When pressing Y, U, I, and O keys simultaneously, the debug logs from the InputDataCollection class only showed that Y was pressed (started) and that O was released (cancelled).

It missed a button state for both of the 2 keys it did register, and it didn’t register 2 other keys entirely!

This can be seen by the debug logs being reported of keypresses from the old Input System class that was being phased out for the new Input System.

Note that the old input system did not report released / canceled states so we only get logs of the keypress in general for comparison’s sake.

The new input system debug logs are shown as full width above, while the old input system starts with “OnKeyPressDown”.

The Update() Approach with “Any key”
At this point, I was still hoping to make use of the “Any key” as a trigger in order to avoid checking all keypress input on frames when none has occurred.

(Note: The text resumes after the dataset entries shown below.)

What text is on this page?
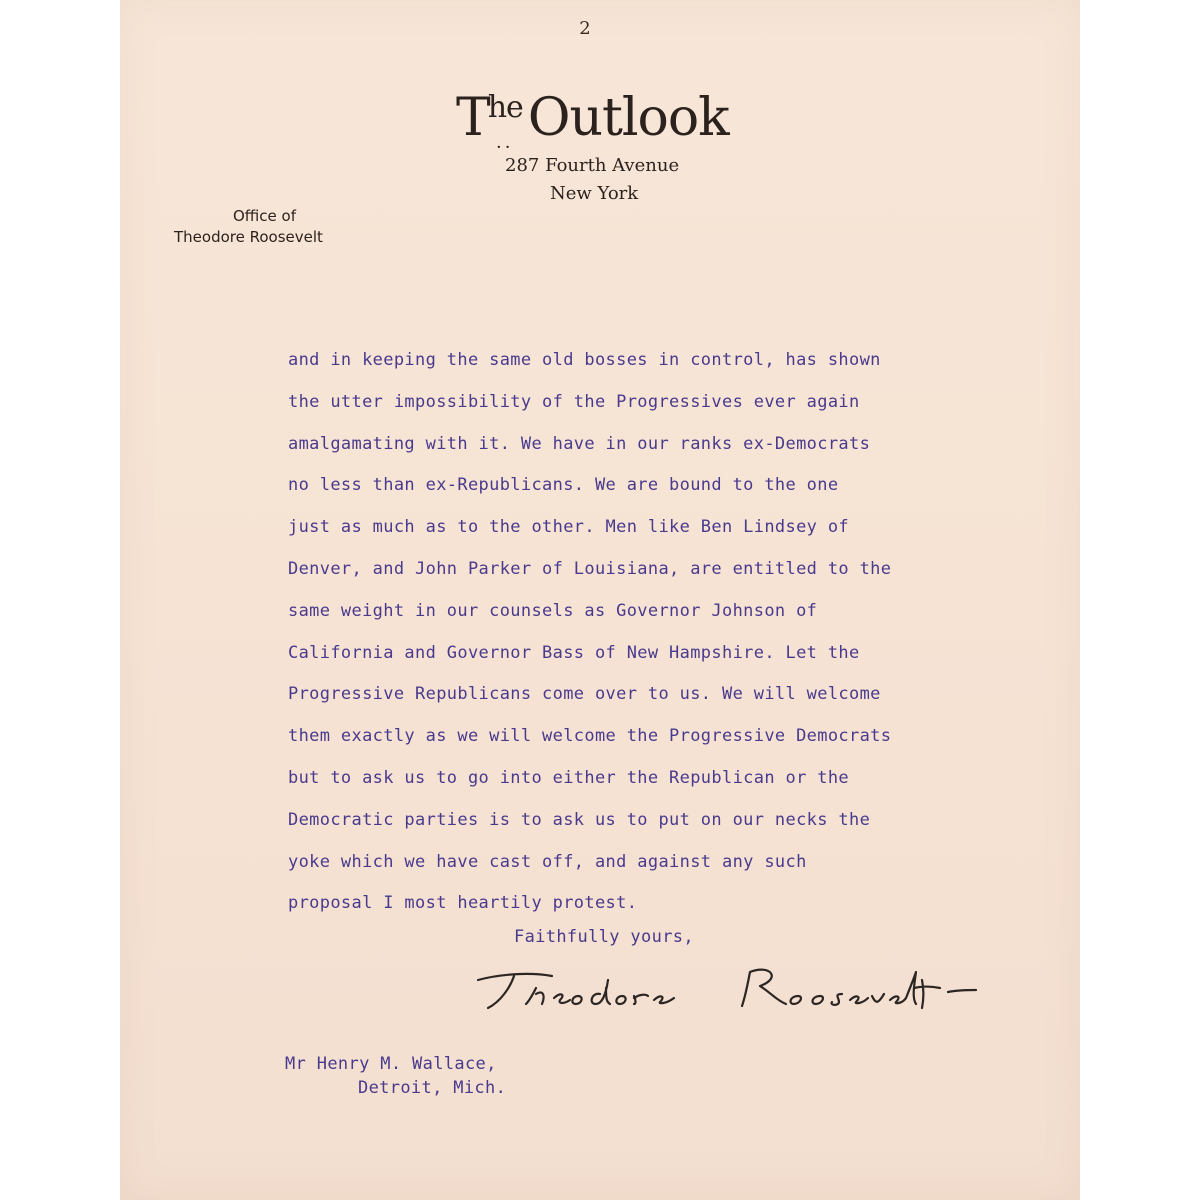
2
The
·· Outlook
287 Fourth Avenue
New York
Office of
Theodore Roosevelt
and in keeping the same old bosses in control, has shown
the utter impossibility of the Progressives ever again
amalgamating with it. We have in our ranks ex-Democrats
no less than ex-Republicans. We are bound to the one
just as much as to the other. Men like Ben Lindsey of
Denver, and John Parker of Louisiana, are entitled to the
same weight in our counsels as Governor Johnson of
California and Governor Bass of New Hampshire. Let the
Progressive Republicans come over to us. We will welcome
them exactly as we will welcome the Progressive Democrats
but to ask us to go into either the Republican or the
Democratic parties is to ask us to put on our necks the
yoke which we have cast off, and against any such
proposal I most heartily protest.
Faithfully yours,
Mr Henry M. Wallace,
Detroit, Mich.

Using “Keyboard.current” functionality from the new Input System, I checked the “Any key” every Update() frame.

This had the same issues shown in the debug logs earlier in this article with hit or miss detection.

Testing the Check Every Key Every Update() Frame Approach
At this point I tested whether individual checking every Update() frame would correctly report simultaneous input.

I had avoided this up until now with the hopes of not impacting performance with so many keypress checks since one of my use-case requirements is getting literally all keypress input on any keyboard.

For this testing though, I only set up the Y, U, I, and O keys which I then tested with simultaneous keypresses.

This worked!

Sometimes Brute Force is What it Takes
As mentioned at the beginning of this article, when you absolutely have to catch all keyboard input including simultaneous input of up to 4 keys (perhaps more), than you just have to bite the performance bullet.

Keyboard.current functions from the new Input System do the trick, but only have to button states.

These are pressed and released which correlate to Started and Canceled when using the Input Action Asset’s bindings.

I hope this saves someone else a day or more’s work trying to work out issues with simultaneous keypress tracking!